Amazon to Offer Fine Art


The NY Times is reporting that Amazon is now in discussion with numerous smaller, yet established fine art galleries to begin offering fine art.

The article specifically notes the art which is going to be offered is more than the typical art posters and prints.  There is no doubt that online art sales are growing and becoming increasingly more popular with the collector community.  The article notes other online art sites, such as Artspace are seeing more and more high dollar sales, and breaking through the $100,000 threshold.

 Is this another technology disrupt for the art world and collecting community?

The NY Times reports
But the landscape is shifting rapidly, and it is about to be tilted by the entry of a heavyweight: Amazon is in discussions with dozens of smaller established galleries to begin offering contemporary and other fine art, moving well beyond the posters and inexpensive prints it now offers.

The expected decision would represent Amazon’s re-entry into the art world, after it also made an early unsuccessful try, as partner to Sotheby’s, in 1999. It would join several well-established players in the online market, like Artsy, a high-end seller that uses a Pandora-like algorithm search feature; Paddle8, an online auction site; Artnet, which is back in the business with auctions; and Artspace, which has partnerships with dozens of prestigious galleries and museums offering works from $100 prints to a $2.5 million Cy Twombly painting.
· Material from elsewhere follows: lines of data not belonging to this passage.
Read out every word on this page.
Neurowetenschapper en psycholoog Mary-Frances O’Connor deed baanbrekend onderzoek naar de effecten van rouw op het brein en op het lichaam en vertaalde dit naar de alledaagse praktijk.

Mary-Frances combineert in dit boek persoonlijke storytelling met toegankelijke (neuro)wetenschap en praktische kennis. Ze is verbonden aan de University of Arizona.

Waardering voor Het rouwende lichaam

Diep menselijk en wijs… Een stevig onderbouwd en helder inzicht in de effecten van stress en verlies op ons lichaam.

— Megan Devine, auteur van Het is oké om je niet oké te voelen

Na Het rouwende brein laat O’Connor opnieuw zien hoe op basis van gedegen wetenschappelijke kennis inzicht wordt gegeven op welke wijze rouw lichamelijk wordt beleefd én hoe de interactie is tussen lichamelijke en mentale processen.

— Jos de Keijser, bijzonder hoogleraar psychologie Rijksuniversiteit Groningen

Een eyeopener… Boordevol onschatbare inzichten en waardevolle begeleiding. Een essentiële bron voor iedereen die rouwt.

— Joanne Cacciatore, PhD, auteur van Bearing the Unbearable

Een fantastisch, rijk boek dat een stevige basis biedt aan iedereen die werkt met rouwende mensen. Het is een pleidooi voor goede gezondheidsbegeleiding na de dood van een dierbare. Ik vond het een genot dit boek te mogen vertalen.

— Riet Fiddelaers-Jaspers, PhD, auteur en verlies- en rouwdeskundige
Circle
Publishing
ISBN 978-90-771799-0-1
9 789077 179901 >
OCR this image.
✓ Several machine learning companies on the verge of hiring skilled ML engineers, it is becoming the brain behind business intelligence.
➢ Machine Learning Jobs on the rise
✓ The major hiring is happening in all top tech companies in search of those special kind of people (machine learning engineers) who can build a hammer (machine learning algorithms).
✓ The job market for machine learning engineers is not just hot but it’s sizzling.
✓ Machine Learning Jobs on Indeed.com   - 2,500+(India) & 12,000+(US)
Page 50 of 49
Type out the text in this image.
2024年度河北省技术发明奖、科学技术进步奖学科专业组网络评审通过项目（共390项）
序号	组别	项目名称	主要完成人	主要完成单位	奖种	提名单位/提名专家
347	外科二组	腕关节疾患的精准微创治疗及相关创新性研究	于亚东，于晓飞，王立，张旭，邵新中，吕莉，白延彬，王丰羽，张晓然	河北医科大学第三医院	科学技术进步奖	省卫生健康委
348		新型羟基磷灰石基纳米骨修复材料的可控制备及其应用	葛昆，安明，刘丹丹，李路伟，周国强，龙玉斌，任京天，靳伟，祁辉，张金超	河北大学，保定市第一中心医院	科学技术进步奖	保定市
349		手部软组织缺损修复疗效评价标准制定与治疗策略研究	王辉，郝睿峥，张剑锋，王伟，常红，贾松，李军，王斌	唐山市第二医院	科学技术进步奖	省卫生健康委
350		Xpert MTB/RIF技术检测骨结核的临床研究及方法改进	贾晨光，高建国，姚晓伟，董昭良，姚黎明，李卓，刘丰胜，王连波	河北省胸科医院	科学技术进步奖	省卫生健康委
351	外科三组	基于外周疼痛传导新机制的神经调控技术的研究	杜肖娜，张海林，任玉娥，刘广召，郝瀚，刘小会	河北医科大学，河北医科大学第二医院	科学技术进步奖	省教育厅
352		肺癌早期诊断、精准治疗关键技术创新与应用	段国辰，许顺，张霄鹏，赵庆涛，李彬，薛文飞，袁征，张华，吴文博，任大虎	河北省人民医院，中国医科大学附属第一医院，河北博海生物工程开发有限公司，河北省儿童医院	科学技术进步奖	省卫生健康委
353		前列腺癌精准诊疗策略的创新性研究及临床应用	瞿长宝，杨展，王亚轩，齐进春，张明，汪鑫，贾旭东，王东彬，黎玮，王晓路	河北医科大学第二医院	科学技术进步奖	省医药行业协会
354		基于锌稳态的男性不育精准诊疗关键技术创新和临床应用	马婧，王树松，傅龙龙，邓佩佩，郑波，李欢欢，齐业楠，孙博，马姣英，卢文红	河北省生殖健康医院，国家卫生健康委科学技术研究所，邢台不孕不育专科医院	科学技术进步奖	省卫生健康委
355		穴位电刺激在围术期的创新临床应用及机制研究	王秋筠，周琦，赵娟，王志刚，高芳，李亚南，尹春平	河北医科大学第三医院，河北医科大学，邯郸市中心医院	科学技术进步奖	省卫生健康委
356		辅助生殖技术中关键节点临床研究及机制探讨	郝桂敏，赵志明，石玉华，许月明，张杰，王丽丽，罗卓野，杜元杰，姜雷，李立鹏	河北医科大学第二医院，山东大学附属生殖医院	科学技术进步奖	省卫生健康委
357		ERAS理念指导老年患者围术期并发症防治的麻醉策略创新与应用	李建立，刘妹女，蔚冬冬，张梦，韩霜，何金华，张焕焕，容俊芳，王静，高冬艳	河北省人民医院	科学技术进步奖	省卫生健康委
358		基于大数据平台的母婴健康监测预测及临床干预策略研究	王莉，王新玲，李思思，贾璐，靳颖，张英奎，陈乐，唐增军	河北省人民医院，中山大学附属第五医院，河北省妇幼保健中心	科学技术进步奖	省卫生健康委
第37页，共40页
A spokesman for Amazon said in an e-mail that the company had no comment about plans for an art venture, first reported by The Art Newspaper. But several of the galleries in discussion with the company have said that the sales might begin this month and several told The Wall Street Journal that Amazon would charge the seller a commission of 5 percent to 20 percent.

It is unclear whether the company will focus on lower-end sales of prints and photographs or also try to move into the market for higher priced one-of-a-kind works like paintings and sculpture. The growth of online sales has been fueled primarily by three factors: a broadening base of art collectors around the world; a much greater willingness by those people, both veteran collectors and newcomers, to trust online transactions and buy works after seeing only pictures of them; and a huge amount of inventory in the storehouses of galleries, as a growing number of art fairs and other exhibitions leads to more artists making ever more work.